During WWII the primary battle Tank was the M4 Sherman Tank. The M4 was named after the great Civil War General William Tecumseh Sherman, who drove his Army deep into the south all the way to the Atlantic Ocean. Between the years of 1940 to 1945 the United States produced over 50,000 Sherman Tanks. Initially they were produced by the Lima Locomotive works, but as the war progressed, nearly a dozen companies, such as Detroit Tank, Pacific Car and Foundry Company produced the many variants of the Sherman Tank. Its primary gun was the 75 mm which had a muzzle velocity of 1,850 feet per second. After 1942 more were outfitted with 76 mm gun. It had other weapons to assist in its missions, such as Browning 50 and 30 caliber machine guns. It had a crew of five, but in most situations the crew usually consisted of four, led by an NCO. At the time the armor on the M4 was the thickest of any American Tank which ranged between three inches to less than two, depending on the different areas of the vehicle.
The Sherman’s maximum speed was between 24 to 26 miles per hour. The M4’s heart truly was its powerful Continental R-975 motor, which was used by numerous armored vehicles of WWII. Originally, it was a nine cylinder engine that was air cooled with over 400 horse power. Later on it was improved to produce over 470 horse power by the classic Chrysler A 57 multibank L-Head. General George S. Patton baptized this great Tank in the battlefields of North Africa starting off with “Operation Torch” in the North African Country of Morocco. At first, the M4 did well against Field Marshall Erwin Rommel’s German Panzer IV tank, but later as the war progressed, it had more difficulty against the powerful German Panther and Tiger Tanks.

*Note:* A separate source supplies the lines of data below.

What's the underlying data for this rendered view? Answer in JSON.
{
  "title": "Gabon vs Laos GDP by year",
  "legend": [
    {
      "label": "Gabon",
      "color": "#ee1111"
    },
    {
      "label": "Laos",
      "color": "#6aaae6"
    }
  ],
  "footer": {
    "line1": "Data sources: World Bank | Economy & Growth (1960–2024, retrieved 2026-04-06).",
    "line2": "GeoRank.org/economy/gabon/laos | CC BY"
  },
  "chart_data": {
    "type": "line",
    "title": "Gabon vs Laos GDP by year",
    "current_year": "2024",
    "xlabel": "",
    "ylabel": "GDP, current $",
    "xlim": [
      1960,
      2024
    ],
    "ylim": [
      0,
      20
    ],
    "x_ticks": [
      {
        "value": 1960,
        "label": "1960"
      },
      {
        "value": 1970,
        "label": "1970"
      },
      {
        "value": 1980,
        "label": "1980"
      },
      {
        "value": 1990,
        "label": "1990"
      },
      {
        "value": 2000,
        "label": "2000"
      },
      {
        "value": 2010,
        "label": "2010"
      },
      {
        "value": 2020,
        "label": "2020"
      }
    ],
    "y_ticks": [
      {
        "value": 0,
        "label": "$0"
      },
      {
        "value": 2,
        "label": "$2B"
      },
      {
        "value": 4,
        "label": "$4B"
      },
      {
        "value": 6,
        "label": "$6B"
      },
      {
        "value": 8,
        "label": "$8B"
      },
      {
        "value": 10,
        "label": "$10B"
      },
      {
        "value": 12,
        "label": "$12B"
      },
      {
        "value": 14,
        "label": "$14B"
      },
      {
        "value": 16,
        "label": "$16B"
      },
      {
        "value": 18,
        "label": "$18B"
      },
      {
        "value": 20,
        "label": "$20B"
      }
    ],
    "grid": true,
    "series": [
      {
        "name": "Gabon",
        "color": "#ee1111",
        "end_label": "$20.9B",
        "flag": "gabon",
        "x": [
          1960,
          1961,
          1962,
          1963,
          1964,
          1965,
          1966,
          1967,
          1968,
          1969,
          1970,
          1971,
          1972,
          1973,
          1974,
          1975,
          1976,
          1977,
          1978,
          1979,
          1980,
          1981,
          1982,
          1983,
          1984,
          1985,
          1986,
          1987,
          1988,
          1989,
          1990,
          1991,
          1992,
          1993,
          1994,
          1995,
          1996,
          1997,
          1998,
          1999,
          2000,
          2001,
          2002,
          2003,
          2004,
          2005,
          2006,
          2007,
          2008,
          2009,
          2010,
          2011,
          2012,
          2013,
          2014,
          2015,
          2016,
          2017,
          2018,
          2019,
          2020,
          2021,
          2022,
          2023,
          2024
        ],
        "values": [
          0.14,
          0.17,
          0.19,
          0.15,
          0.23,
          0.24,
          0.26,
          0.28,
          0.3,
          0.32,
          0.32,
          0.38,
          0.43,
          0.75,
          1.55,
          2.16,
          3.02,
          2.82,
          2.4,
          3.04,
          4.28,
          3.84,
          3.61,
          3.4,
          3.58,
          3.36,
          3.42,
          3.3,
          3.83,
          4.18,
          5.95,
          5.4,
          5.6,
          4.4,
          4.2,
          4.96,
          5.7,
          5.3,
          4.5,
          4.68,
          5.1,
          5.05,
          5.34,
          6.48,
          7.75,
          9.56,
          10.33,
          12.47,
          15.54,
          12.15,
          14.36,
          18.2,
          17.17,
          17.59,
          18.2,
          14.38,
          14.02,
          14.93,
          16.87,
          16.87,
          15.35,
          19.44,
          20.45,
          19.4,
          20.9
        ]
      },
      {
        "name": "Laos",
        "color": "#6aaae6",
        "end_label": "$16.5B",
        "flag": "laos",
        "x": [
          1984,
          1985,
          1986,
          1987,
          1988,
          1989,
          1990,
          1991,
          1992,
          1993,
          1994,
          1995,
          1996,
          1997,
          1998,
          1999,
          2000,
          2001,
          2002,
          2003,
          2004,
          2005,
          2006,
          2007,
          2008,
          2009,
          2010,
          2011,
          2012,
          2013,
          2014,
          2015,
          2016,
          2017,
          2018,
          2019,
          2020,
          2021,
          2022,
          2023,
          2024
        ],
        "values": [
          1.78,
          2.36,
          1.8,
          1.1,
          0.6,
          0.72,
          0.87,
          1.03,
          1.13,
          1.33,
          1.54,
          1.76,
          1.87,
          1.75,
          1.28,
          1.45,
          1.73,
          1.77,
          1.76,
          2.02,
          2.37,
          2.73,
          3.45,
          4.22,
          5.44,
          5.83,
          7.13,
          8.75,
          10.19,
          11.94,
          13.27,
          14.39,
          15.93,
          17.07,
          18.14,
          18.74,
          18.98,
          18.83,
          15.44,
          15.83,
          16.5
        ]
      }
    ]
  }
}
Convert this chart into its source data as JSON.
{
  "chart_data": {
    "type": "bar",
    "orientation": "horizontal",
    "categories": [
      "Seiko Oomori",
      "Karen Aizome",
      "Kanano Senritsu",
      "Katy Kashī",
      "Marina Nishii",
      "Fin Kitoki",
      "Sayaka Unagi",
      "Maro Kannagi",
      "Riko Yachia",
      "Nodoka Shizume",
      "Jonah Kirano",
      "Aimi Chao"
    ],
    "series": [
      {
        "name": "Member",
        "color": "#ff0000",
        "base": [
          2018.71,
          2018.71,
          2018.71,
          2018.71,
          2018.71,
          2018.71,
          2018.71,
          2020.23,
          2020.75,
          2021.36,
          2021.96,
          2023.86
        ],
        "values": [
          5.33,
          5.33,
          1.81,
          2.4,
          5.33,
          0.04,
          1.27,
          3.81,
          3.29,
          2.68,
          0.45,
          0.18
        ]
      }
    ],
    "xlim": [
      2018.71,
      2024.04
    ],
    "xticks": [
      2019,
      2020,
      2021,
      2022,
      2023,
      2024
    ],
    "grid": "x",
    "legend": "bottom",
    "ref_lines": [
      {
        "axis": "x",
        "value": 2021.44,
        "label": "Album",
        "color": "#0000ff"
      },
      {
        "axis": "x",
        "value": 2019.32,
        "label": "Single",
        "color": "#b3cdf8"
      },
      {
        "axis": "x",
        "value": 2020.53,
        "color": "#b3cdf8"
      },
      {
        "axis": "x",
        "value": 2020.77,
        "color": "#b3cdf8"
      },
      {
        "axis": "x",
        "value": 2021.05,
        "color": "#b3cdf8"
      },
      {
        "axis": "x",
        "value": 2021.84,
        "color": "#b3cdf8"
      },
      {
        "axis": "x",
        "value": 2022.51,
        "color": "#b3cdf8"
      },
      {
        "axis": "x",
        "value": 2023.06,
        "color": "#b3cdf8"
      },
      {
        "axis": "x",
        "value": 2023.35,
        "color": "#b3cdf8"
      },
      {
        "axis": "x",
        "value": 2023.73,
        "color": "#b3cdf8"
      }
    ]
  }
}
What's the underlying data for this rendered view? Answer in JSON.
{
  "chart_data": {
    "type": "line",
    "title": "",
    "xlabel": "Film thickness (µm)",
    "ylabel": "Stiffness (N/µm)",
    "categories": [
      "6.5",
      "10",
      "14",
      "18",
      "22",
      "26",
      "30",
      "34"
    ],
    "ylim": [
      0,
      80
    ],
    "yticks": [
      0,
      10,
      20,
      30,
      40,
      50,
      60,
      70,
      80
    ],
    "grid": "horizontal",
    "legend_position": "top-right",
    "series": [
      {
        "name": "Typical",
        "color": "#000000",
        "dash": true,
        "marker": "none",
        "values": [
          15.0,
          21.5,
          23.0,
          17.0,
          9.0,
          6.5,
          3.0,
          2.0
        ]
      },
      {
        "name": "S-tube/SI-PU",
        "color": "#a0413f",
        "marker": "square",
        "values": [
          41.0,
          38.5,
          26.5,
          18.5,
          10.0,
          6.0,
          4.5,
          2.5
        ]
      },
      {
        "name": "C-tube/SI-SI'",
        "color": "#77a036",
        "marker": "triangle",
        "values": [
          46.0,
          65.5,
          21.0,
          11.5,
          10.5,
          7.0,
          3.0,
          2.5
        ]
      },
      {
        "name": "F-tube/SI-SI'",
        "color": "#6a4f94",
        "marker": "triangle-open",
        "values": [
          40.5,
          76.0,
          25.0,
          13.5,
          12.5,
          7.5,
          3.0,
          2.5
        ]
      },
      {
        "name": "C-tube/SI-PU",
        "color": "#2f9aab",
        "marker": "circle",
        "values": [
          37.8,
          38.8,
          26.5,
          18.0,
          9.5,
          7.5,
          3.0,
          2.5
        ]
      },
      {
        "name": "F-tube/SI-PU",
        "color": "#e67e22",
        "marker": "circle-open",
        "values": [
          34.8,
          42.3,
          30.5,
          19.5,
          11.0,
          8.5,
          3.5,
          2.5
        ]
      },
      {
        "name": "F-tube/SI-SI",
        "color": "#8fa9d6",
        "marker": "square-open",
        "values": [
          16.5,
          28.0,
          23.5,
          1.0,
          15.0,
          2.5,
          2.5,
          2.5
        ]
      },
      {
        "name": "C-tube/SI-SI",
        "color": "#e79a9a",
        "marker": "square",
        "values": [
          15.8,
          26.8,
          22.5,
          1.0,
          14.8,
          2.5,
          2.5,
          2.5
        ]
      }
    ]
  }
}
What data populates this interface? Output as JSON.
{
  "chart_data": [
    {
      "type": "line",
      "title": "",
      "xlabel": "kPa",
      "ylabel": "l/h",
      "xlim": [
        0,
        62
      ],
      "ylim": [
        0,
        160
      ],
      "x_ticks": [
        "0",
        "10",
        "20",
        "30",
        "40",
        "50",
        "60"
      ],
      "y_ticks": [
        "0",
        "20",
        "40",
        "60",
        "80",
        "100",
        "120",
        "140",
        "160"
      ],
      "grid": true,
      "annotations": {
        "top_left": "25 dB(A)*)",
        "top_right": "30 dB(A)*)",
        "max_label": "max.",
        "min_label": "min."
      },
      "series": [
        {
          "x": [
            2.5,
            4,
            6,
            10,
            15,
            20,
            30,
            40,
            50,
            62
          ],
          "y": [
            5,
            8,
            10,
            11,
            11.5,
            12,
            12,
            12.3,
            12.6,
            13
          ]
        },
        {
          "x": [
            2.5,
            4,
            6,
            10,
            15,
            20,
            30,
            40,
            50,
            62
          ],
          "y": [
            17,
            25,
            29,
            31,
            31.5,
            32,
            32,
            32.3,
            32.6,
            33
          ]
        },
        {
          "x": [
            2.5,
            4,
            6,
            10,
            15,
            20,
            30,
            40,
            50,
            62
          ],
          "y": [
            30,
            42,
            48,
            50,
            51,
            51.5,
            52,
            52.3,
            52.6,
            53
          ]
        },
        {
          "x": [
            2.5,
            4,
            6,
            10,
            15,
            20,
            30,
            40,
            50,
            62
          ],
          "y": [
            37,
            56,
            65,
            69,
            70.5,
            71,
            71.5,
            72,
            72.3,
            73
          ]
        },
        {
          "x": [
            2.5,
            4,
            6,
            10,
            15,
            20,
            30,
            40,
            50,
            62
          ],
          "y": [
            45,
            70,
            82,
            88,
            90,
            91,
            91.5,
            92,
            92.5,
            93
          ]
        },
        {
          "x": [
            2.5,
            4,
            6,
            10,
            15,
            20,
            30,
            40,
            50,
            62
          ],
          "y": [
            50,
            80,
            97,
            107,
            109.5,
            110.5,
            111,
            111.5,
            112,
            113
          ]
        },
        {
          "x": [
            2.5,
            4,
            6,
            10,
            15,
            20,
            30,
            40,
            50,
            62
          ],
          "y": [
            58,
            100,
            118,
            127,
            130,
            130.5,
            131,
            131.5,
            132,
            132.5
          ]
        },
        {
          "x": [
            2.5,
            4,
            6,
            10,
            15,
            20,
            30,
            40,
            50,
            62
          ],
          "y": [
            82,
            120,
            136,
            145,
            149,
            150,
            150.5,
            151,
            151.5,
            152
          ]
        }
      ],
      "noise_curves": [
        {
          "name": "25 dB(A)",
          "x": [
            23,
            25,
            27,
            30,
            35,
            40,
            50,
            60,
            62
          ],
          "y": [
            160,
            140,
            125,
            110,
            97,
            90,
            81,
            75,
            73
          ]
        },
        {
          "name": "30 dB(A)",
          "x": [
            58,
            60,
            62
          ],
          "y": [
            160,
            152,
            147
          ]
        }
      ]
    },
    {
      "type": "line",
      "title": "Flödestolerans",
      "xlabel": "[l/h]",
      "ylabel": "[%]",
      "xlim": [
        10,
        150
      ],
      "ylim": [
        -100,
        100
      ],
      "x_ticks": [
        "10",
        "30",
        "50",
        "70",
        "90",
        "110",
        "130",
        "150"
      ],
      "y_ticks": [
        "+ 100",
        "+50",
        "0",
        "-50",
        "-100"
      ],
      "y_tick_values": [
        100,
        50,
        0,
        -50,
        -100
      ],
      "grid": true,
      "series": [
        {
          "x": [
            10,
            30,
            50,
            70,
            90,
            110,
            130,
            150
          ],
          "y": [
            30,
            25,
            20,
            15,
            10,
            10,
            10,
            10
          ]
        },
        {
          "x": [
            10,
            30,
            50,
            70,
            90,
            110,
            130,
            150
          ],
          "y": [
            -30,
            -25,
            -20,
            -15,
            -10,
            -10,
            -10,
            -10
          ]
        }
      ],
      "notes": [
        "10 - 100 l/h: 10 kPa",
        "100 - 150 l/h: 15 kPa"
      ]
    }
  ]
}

This led to the rapid advancement of the primary gun being switched to the 76mm. After the June 6, 1944 landings in Normandy, all Sherman’s that were produced had the 76mm. The upgrades, however, only made it capable of defeating a Tiger or Panther at close range.
The Great Success of this tank was mainly because of its high numbers of production and the fine training of its crews who fought with it in the European and Pacific Theaters. The men who fought with this tank gave it its great history. After WWII the M4 remained in service with United States well into the Korean War and shortly afterward into the late 1950s. It was replaced by the Patton Series Tanks, who saw service during the Vietnam War and beyond. The Sherman saw service with many other military units throughout the world well into the 1970’s. In the world of militaria, the M4 Sherman tank is one of the most sought out tanks in the world. It is truly an American Classic.